Ironically, Murdoch is not the first Herald reporter to run afoul of Indonesian officialdom. In 1986, David Jenkins' reporting on the wealth the Suharto clan had amassed in office prompted a blanket ban on all Australian journalists. Ten years passed before another Herald correspondent was allowed to return.

Two stories in particular, Murdoch says, seem to have attracted the government's attention this time around. In May 2001 in Aceh, a province that is an unhappy home to an Indonesian Military (TNI) counter-insurgency campaign against an Islamic separatist movement, he documented an incident in which a TNI soldier poured boiling water on a four-month-old baby. The child later died.

The other story concerned East Timor, a former Portuguese-run enclave which voted to break from Jakarta in a 1999 UN referendum, triggering mass looting and killing by TNI militia proxies that left 1,000 dead and little standing. Washington abruptly severed military ties with Jakarta, and Murdoch received two Walkley awards, the highest honors in Australian journalism, for his coverage.

In June 2001 his article, "Timor's Lost Children," ran on the front page of The Sydney Morning Herald. In it, Murdoch recounted a pro-Jakarta militiaman spiriting children away from Timor, and their parents, to an orphanage in Java. The article hinted that once they arrived at the orphanage, the children were being brainwashed to not want to see their parents again and to oppose an independent East Timor. The story won Murdoch a prestigious Melbourne Press Club award.

Again, the mild-mannered Natalagawa strenuously emphasized that Jakarta's intentions were benign. "I'm sorry to bore you," he said, sounding genuinely exasperated in the face of repeated questions. "It is perhaps a misunderstanding—nothing more than that; I really don't wish to add much."

At one point, acknowledging the raised hand of a reporter, he said, "I hope this is the last question on the subject."

Others are more sanguine, and suggest less newsworthy motives behind the government's decision not to renew Murdoch's journalist visa. They note that Murdoch was not expelled, and that the Foreign Ministry is allowing Fairfax to send another correspondent.

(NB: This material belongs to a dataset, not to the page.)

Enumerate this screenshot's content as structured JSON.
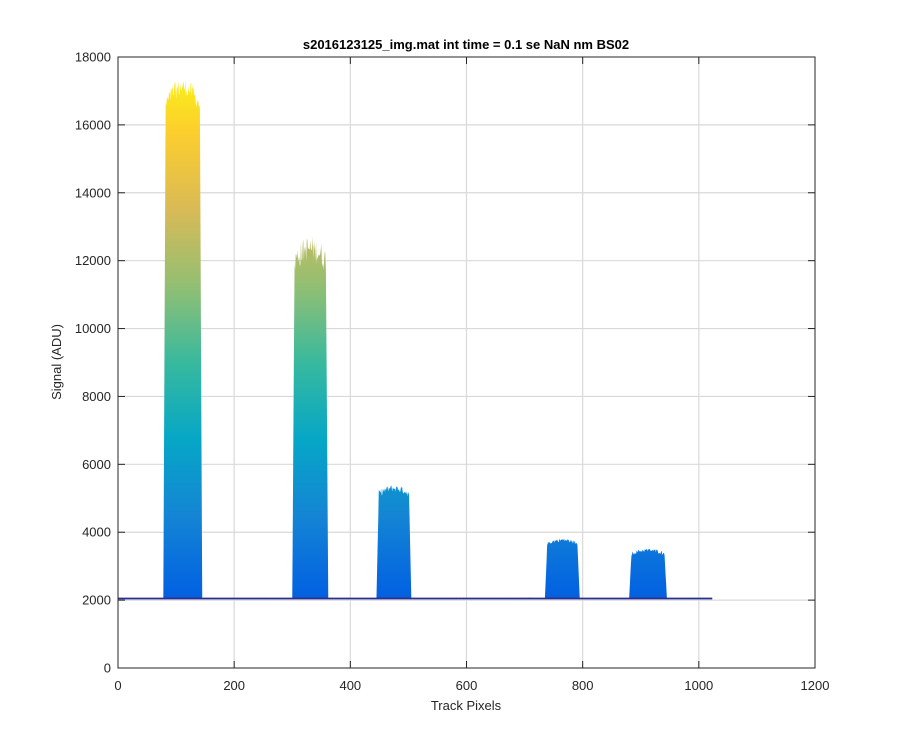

"It might have been a technical thing, it might have been personal," said one Indonesian news editor at a prominent Jakarta daily, who requested anonymity. "But in the end, they only mentioned one name, and that was Lindsay Murdoch. There are people here who have covered Indonesia longer—and they haven't been kicked out."

Those wary of government censorship, nonetheless, may yet have cause for concern: Addressing a group of Indonesians in Seoul toward the end of a trip to China and both halves of the Korean peninsula this week, President Megawati lauded the three countries for their national discipline—and curbs on the media.

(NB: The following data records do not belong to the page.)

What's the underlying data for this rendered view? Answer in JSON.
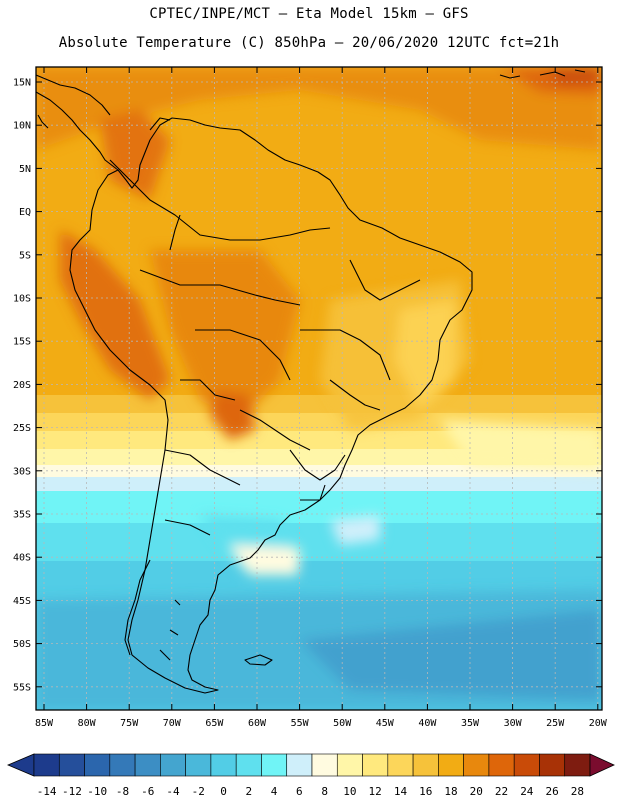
{
  "header": {
    "line1": "CPTEC/INPE/MCT –  Eta Model 15km – GFS",
    "line2": "Absolute Temperature (C) 850hPa – 20/06/2020 12UTC fct=21h"
  },
  "map": {
    "lat_labels": [
      "15N",
      "10N",
      "5N",
      "EQ",
      "5S",
      "10S",
      "15S",
      "20S",
      "25S",
      "30S",
      "35S",
      "40S",
      "45S",
      "50S",
      "55S"
    ],
    "lon_labels": [
      "85W",
      "80W",
      "75W",
      "70W",
      "65W",
      "60W",
      "55W",
      "50W",
      "45W",
      "40W",
      "35W",
      "30W",
      "25W",
      "20W"
    ]
  },
  "colorbar": {
    "labels": [
      "-14",
      "-12",
      "-10",
      "-8",
      "-6",
      "-4",
      "-2",
      "0",
      "2",
      "4",
      "6",
      "8",
      "10",
      "12",
      "14",
      "16",
      "18",
      "20",
      "22",
      "24",
      "26",
      "28"
    ],
    "colors": [
      "#1d3b8c",
      "#254f9b",
      "#2b66ad",
      "#3479b8",
      "#3c8ec4",
      "#44a5cf",
      "#4ab8da",
      "#52cde6",
      "#5fe0ee",
      "#70f4f6",
      "#cfeffa",
      "#fffbe0",
      "#fff6a8",
      "#ffe97e",
      "#fcd65a",
      "#f6c23a",
      "#f2ac14",
      "#e8880d",
      "#de660a",
      "#c94b08",
      "#a83206",
      "#7e1c10"
    ],
    "min_color": "#1d3b8c",
    "max_color": "#7a0c2e"
  }
}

Addressing critics of her administration in the press and elsewhere, she said, "We've only just begun and haven't had a chance to do anything yet, and already we're condemned ... How do you expect to catch up to other nations this way?" For the sake of dearly needed foreign investment, she added, "We need to improve our image."

A spate of recent trials makes it seem as if the Indonesian government is trying—albeit in its own way—to do exactly that.

On March 20, three Timorese militiamen were acquitted of killing a New Zealand peacekeeping soldier, and trials are underway against low-level military and police officials for human rights atrocities in East Timor. Their commanders, widely seen as having far greater responsibility, look on in a show of support in a central Jakarta courtroom—and, at times, park their cars in the judges' spaces in the parking lot outside.

House speaker Akbar Tandjung, facing up to 20 years' imprisonment, is on trial for embezzling US$4 million in state funds. The Central Bank Governor was sentenced to three years in jail for his role in a banking scandal on March 13, but is free on appeal. Like Akbar, he has yet to quit his job.

Suharto's favorite son, Tommy, is also in the dock for ordering the killing of the judge who sentenced him to jail for corruption. Ensconced in a cell with air conditioning, a private bathroom and two televisions, according to Tempo magazine, he faces a maximum penalty of death via a 30-page indictment. He was scolded for slouching in court the other day.

"We have a lot on our plate in Indonesia right now," acknowledged Natalagawa.